Professor Connie Van Fleet passed away on February 5, 20103 after a short illness. The School and the Oklahoma, national, and international library communities will miss her keen intellect, her passion for libraries, her devotion to her students and her work, and her generosity of spirit. 

Connie received her bachelor’s degree in psychology from OU in 1972 and worked as a branch manager at the New Orleans Public Library from 1982 until 1985. She received her MLIS from Louisiana State University in 1987 and her Ph.D. at Indiana University in 1990.  She held tenured faculty positions at Louisiana State University and Kent State University before joining the OU SLIS faculty in 2000. In her research and her professional life, Connie focused her efforts on public library services, intellectual freedom, reader’s advisory work, library services to special populations, and library evaluation. 

She was co-author of five books and was a contributor to more than 100 additional publications and more than 100 professional presentations.
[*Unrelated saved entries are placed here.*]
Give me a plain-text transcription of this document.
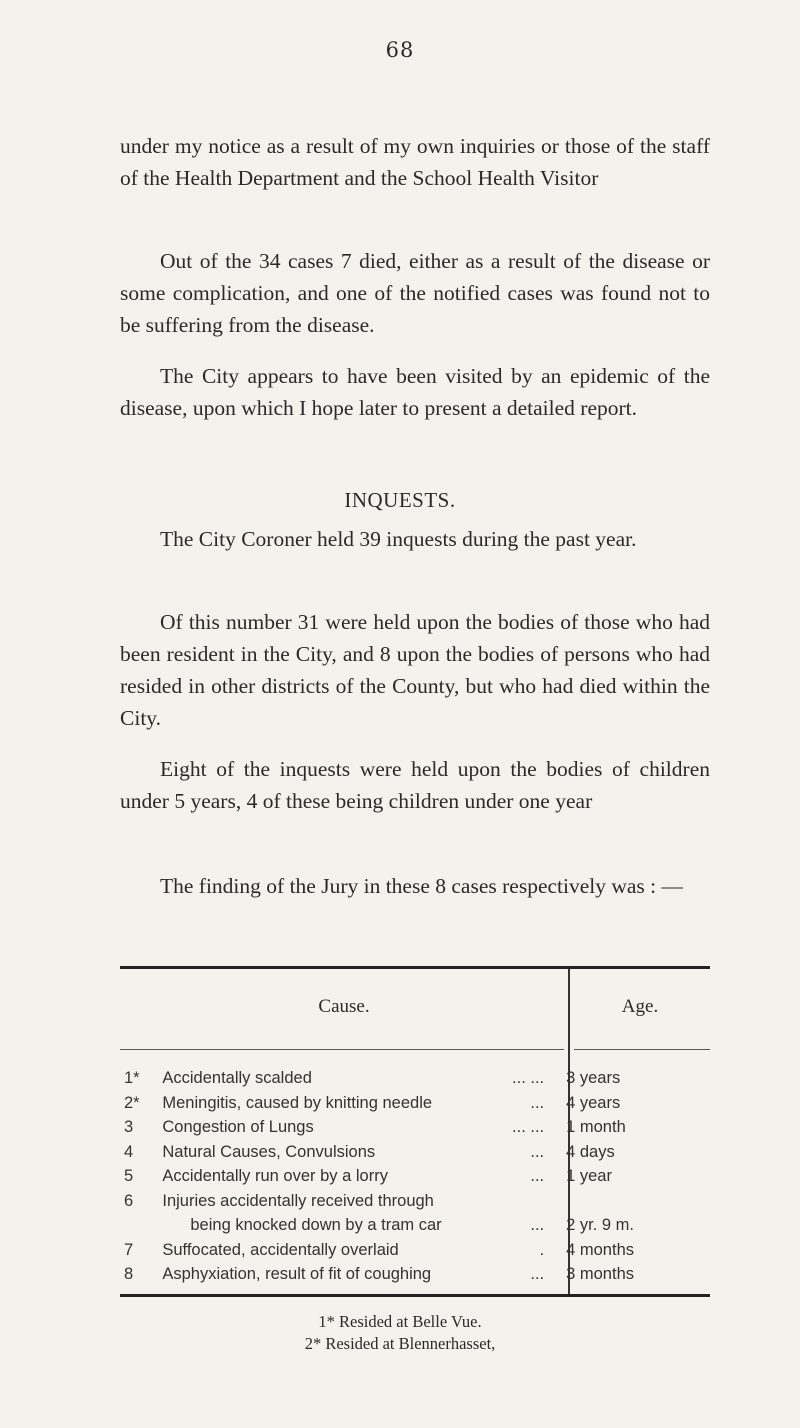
68
under my notice as a result of my own inquiries or those of the staff of the Health Department and the School Health Visitor
Out of the 34 cases 7 died, either as a result of the disease or some complication, and one of the notified cases was found not to be suffering from the disease.
The City appears to have been visited by an epidemic of the disease, upon which I hope later to present a detailed report.
INQUESTS.
The City Coroner held 39 inquests during the past year.
Of this number 31 were held upon the bodies of those who had been resident in the City, and 8 upon the bodies of persons who had resided in other districts of the County, but who had died within the City.
Eight of the inquests were held upon the bodies of children under 5 years, 4 of these being children under one year
The finding of the Jury in these 8 cases respectively was : —
Cause.	Age.
1*	Accidentally scalded	... ...	3 years
2*	Meningitis, caused by knitting needle	...	4 years
3	Congestion of Lungs	... ...	1 month
4	Natural Causes, Convulsions	...	4 days
5	Accidentally run over by a lorry	...	1 year
6	Injuries accidentally received through
being knocked down by a tram car	...	2 yr. 9 m.
7	Suffocated, accidentally overlaid	.	4 months
8	Asphyxiation, result of fit of coughing	...	3 months
1* Resided at Belle Vue.
2* Resided at Blennerhasset,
She frequently co-authored publications with students, former students, and professional colleagues. Along with her husband, Danny Wallace, she was co-editor of RQ and its successor, Reference & User Services Quarterly, the official journal of the Reference & User Services Association, from 1991 to 1997 and from 2000 to 2006.

Connie’s professional recognitions include the Association for Library and Information Science Education (ALISE) Service Award and the ALISE Award for Teaching Excellence, making her the only individual to receive both awards. She also received the American Library Association/Reference & User Services Association Margaret E. Monroe Library Adult Services Award. She was active in many professional associations, including the Oklahoma Library Association. She served as ALISE President from 2007 to 2008 and served on the Council of the American Library Association from 1998 to 2002.

But Connie’s greatest legacy lies in the relationships she built as teacher, friend, mother, daughter, sister, and wife. As a former student says, “Connie’s friendship was so precious, and yet she wasn’t at all stingy with it. She had a remarkable ability to draw people to her, to make sincere connections, and to make everyone who had the privilege of knowing her feel valued.”